Saturday, 5 June 2010

Touching Saint Gabriel

The nuns and monks at this monastery, Mor Gabriel, still chant in Aramaic, the language that Jesus spoke. These days, there are just over a dozen of them left; they inhabit the fortress-like monastery together with 25 students, 15 employees, and 12,000 bodies in the crypt.

Our guide was a young Syriac Christian who spoke Aramaic, Syriac (a dialect of Aramaic), Arabic and Turkish. The mix of languages neatly sums up the history of this place: the monastery was built 1,600 years ago and has been at the centre of clashes between Syriac Christians, Arabs and Kurds ever since. According to legend, the Christian community has been protected by the spirit and relics of Mor Gabriel (Saint Gabriel), a 7th century abbot buried here.

In recent decades, thousands of Christians have fled their hostile neighbours and emigrated to Europe, which means that the dispute over this remote plateau on the Turkish-Syrian border is, well, no longer all that remote. A current row over land between Mor Gabriel and the Turkish government has sparked demonstrations in Germany.

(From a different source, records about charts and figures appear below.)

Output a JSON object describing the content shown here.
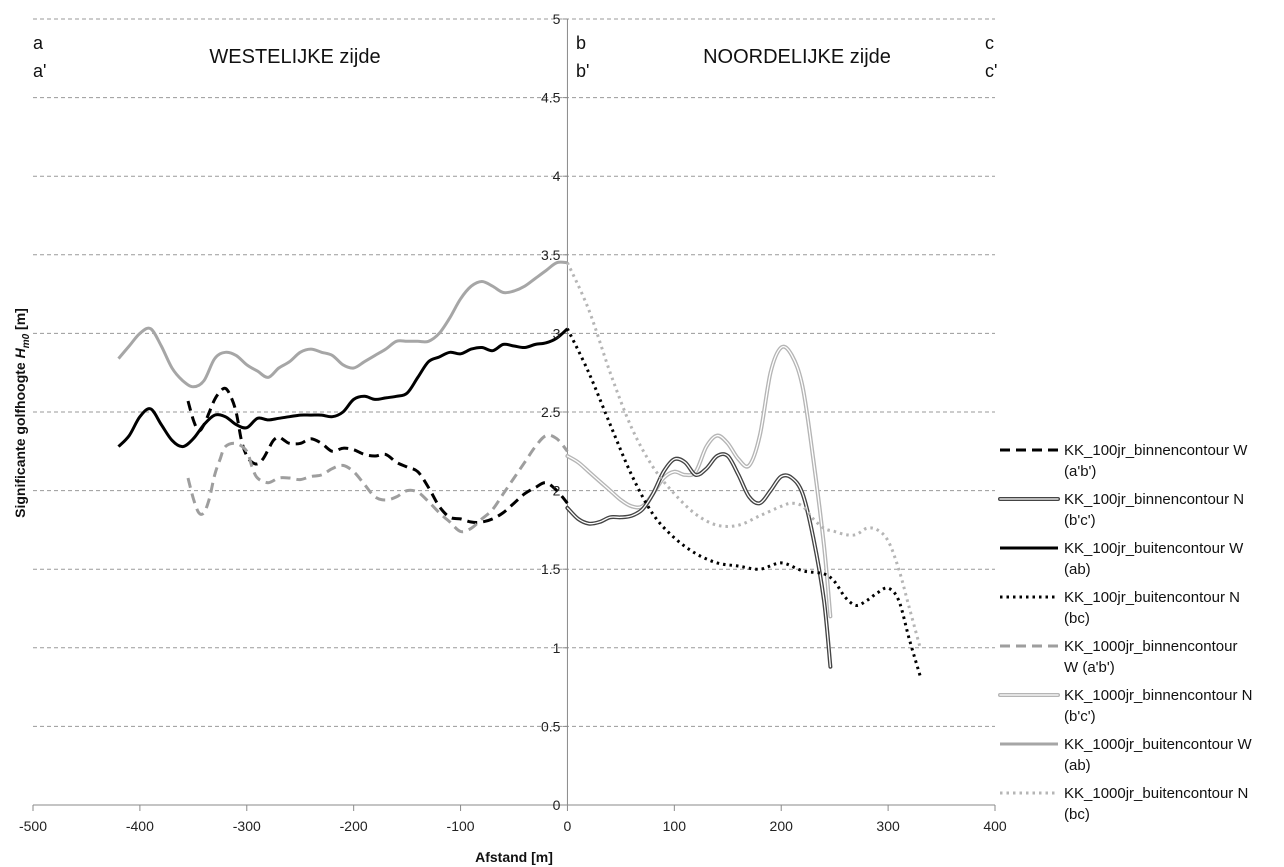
{
  "chart_data": {
    "type": "line",
    "xlabel": "Afstand [m]",
    "ylabel": "Significante golfhoogte Hm0 [m]",
    "ylabel_parts": {
      "prefix": "Significante golfhoogte ",
      "symbol": "H",
      "subscript": "m0",
      "suffix": " [m]"
    },
    "xlim": [
      -500,
      400
    ],
    "ylim": [
      0,
      5
    ],
    "xticks": [
      -500,
      -400,
      -300,
      -200,
      -100,
      0,
      100,
      200,
      300,
      400
    ],
    "yticks": [
      0,
      0.5,
      1,
      1.5,
      2,
      2.5,
      3,
      3.5,
      4,
      4.5,
      5
    ],
    "grid": "horizontal dashed",
    "legend_position": "right",
    "annotations": {
      "west_title": "WESTELIJKE zijde",
      "north_title": "NOORDELIJKE zijde",
      "a": "a",
      "a_prime": "a'",
      "b": "b",
      "b_prime": "b'",
      "c": "c",
      "c_prime": "c'"
    },
    "series": [
      {
        "name": "KK_100jr_binnencontour W (a'b')",
        "legend_lines": [
          "KK_100jr_binnencontour W",
          "(a'b')"
        ],
        "color": "#000000",
        "style": "dashed",
        "width": 3,
        "x": [
          -355,
          -350,
          -345,
          -340,
          -335,
          -330,
          -325,
          -320,
          -315,
          -310,
          -305,
          -300,
          -295,
          -290,
          -285,
          -280,
          -275,
          -270,
          -265,
          -260,
          -250,
          -240,
          -230,
          -220,
          -210,
          -200,
          -190,
          -180,
          -170,
          -160,
          -150,
          -140,
          -130,
          -120,
          -110,
          -100,
          -90,
          -80,
          -70,
          -60,
          -50,
          -40,
          -30,
          -20,
          -10,
          0
        ],
        "y": [
          2.57,
          2.45,
          2.38,
          2.42,
          2.5,
          2.58,
          2.63,
          2.65,
          2.6,
          2.5,
          2.32,
          2.22,
          2.18,
          2.17,
          2.2,
          2.26,
          2.32,
          2.34,
          2.32,
          2.3,
          2.3,
          2.33,
          2.3,
          2.25,
          2.27,
          2.26,
          2.23,
          2.22,
          2.23,
          2.18,
          2.15,
          2.12,
          2.02,
          1.9,
          1.83,
          1.82,
          1.8,
          1.8,
          1.82,
          1.86,
          1.92,
          1.98,
          2.02,
          2.05,
          2.0,
          1.92
        ]
      },
      {
        "name": "KK_100jr_binnencontour N (b'c')",
        "legend_lines": [
          "KK_100jr_binnencontour N",
          "(b'c')"
        ],
        "color": "#444444",
        "style": "double",
        "width": 4,
        "x": [
          0,
          10,
          20,
          30,
          40,
          50,
          60,
          70,
          80,
          90,
          100,
          110,
          120,
          130,
          140,
          150,
          160,
          170,
          180,
          190,
          200,
          210,
          220,
          230,
          240,
          246
        ],
        "y": [
          1.89,
          1.82,
          1.79,
          1.8,
          1.83,
          1.83,
          1.84,
          1.88,
          1.98,
          2.12,
          2.2,
          2.18,
          2.1,
          2.14,
          2.22,
          2.22,
          2.1,
          1.96,
          1.92,
          2.0,
          2.09,
          2.08,
          1.98,
          1.7,
          1.3,
          0.88
        ]
      },
      {
        "name": "KK_100jr_buitencontour W (ab)",
        "legend_lines": [
          "KK_100jr_buitencontour W",
          "(ab)"
        ],
        "color": "#000000",
        "style": "solid",
        "width": 3,
        "x": [
          -420,
          -410,
          -400,
          -390,
          -380,
          -370,
          -360,
          -350,
          -340,
          -330,
          -320,
          -310,
          -300,
          -290,
          -280,
          -270,
          -260,
          -250,
          -240,
          -230,
          -220,
          -210,
          -200,
          -190,
          -180,
          -170,
          -160,
          -150,
          -140,
          -130,
          -120,
          -110,
          -100,
          -90,
          -80,
          -70,
          -60,
          -50,
          -40,
          -30,
          -20,
          -10,
          0
        ],
        "y": [
          2.28,
          2.35,
          2.47,
          2.52,
          2.42,
          2.32,
          2.28,
          2.33,
          2.42,
          2.48,
          2.47,
          2.42,
          2.4,
          2.46,
          2.45,
          2.46,
          2.47,
          2.48,
          2.48,
          2.48,
          2.47,
          2.5,
          2.58,
          2.6,
          2.58,
          2.59,
          2.6,
          2.62,
          2.72,
          2.82,
          2.85,
          2.88,
          2.87,
          2.9,
          2.91,
          2.89,
          2.93,
          2.92,
          2.91,
          2.93,
          2.94,
          2.97,
          3.03
        ]
      },
      {
        "name": "KK_100jr_buitencontour N (bc)",
        "legend_lines": [
          "KK_100jr_buitencontour N",
          "(bc)"
        ],
        "color": "#000000",
        "style": "dotted",
        "width": 3,
        "x": [
          0,
          20,
          40,
          60,
          80,
          100,
          120,
          140,
          160,
          180,
          200,
          220,
          240,
          250,
          260,
          270,
          280,
          290,
          300,
          310,
          320,
          330
        ],
        "y": [
          3.03,
          2.75,
          2.42,
          2.1,
          1.85,
          1.7,
          1.6,
          1.54,
          1.52,
          1.5,
          1.54,
          1.49,
          1.47,
          1.42,
          1.32,
          1.27,
          1.3,
          1.35,
          1.38,
          1.3,
          1.05,
          0.82
        ]
      },
      {
        "name": "KK_1000jr_binnencontour W (a'b')",
        "legend_lines": [
          "KK_1000jr_binnencontour",
          "W (a'b')"
        ],
        "color": "#9e9e9e",
        "style": "dashed",
        "width": 3,
        "x": [
          -355,
          -350,
          -345,
          -340,
          -335,
          -330,
          -325,
          -320,
          -310,
          -300,
          -295,
          -290,
          -280,
          -270,
          -260,
          -250,
          -240,
          -230,
          -220,
          -210,
          -200,
          -190,
          -180,
          -170,
          -160,
          -150,
          -140,
          -130,
          -120,
          -110,
          -100,
          -90,
          -80,
          -70,
          -60,
          -50,
          -40,
          -30,
          -20,
          -10,
          0
        ],
        "y": [
          2.08,
          1.95,
          1.86,
          1.86,
          1.95,
          2.1,
          2.2,
          2.28,
          2.3,
          2.25,
          2.15,
          2.08,
          2.05,
          2.08,
          2.08,
          2.07,
          2.09,
          2.1,
          2.14,
          2.16,
          2.12,
          2.04,
          1.96,
          1.94,
          1.96,
          2.0,
          1.99,
          1.93,
          1.86,
          1.8,
          1.74,
          1.76,
          1.82,
          1.88,
          1.98,
          2.08,
          2.18,
          2.28,
          2.35,
          2.33,
          2.25
        ]
      },
      {
        "name": "KK_1000jr_binnencontour N (b'c')",
        "legend_lines": [
          "KK_1000jr_binnencontour N",
          "(b'c')"
        ],
        "color": "#b5b5b5",
        "style": "double",
        "width": 4,
        "x": [
          0,
          10,
          20,
          30,
          40,
          50,
          60,
          70,
          80,
          90,
          100,
          110,
          120,
          130,
          140,
          150,
          160,
          170,
          180,
          190,
          200,
          210,
          220,
          230,
          240,
          246
        ],
        "y": [
          2.22,
          2.18,
          2.12,
          2.06,
          2.0,
          1.94,
          1.9,
          1.9,
          1.98,
          2.08,
          2.12,
          2.1,
          2.12,
          2.28,
          2.35,
          2.3,
          2.2,
          2.16,
          2.35,
          2.75,
          2.91,
          2.86,
          2.66,
          2.2,
          1.65,
          1.2
        ]
      },
      {
        "name": "KK_1000jr_buitencontour W (ab)",
        "legend_lines": [
          "KK_1000jr_buitencontour W",
          "(ab)"
        ],
        "color": "#a6a6a6",
        "style": "solid",
        "width": 3,
        "x": [
          -420,
          -410,
          -400,
          -390,
          -380,
          -370,
          -360,
          -350,
          -340,
          -330,
          -320,
          -310,
          -300,
          -290,
          -280,
          -270,
          -260,
          -250,
          -240,
          -230,
          -220,
          -210,
          -200,
          -190,
          -180,
          -170,
          -160,
          -150,
          -140,
          -130,
          -120,
          -110,
          -100,
          -90,
          -80,
          -70,
          -60,
          -50,
          -40,
          -30,
          -20,
          -10,
          0
        ],
        "y": [
          2.84,
          2.92,
          3.0,
          3.03,
          2.92,
          2.78,
          2.7,
          2.66,
          2.7,
          2.84,
          2.88,
          2.86,
          2.8,
          2.76,
          2.72,
          2.78,
          2.82,
          2.88,
          2.9,
          2.88,
          2.86,
          2.8,
          2.78,
          2.82,
          2.86,
          2.9,
          2.95,
          2.95,
          2.95,
          2.95,
          3.0,
          3.1,
          3.22,
          3.3,
          3.33,
          3.3,
          3.26,
          3.27,
          3.3,
          3.35,
          3.4,
          3.45,
          3.45
        ]
      },
      {
        "name": "KK_1000jr_buitencontour N (bc)",
        "legend_lines": [
          "KK_1000jr_buitencontour N",
          "(bc)"
        ],
        "color": "#b5b5b5",
        "style": "dotted",
        "width": 3,
        "x": [
          0,
          20,
          40,
          60,
          80,
          100,
          120,
          140,
          160,
          180,
          200,
          210,
          220,
          230,
          240,
          250,
          260,
          270,
          280,
          290,
          300,
          310,
          320,
          330
        ],
        "y": [
          3.45,
          3.15,
          2.75,
          2.4,
          2.15,
          1.98,
          1.85,
          1.78,
          1.78,
          1.84,
          1.9,
          1.92,
          1.9,
          1.82,
          1.76,
          1.74,
          1.72,
          1.72,
          1.76,
          1.75,
          1.68,
          1.5,
          1.25,
          1.0
        ]
      }
    ]
  }
}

There are also financial ties - our guide at the monastery proudly pointed to recent restoration work and said it was financed by "Spenden" (German for donations).

The whole dispute is rather messy, but when we walked through the empty, cool corridors of the monastery, admiring ancient Aramaic carvings and vaulted chapels, it all seemed very simple.

As for touching the Saint: our guide showed us a little hole in the stone floor of the crypt and said "Gabriel". Then he encouraged me to scoop up a fistful of, hm, Gabriel and let it trickle back into the hole, as visitors have done for centuries and will continue to do for centuries to come. Insh'allah.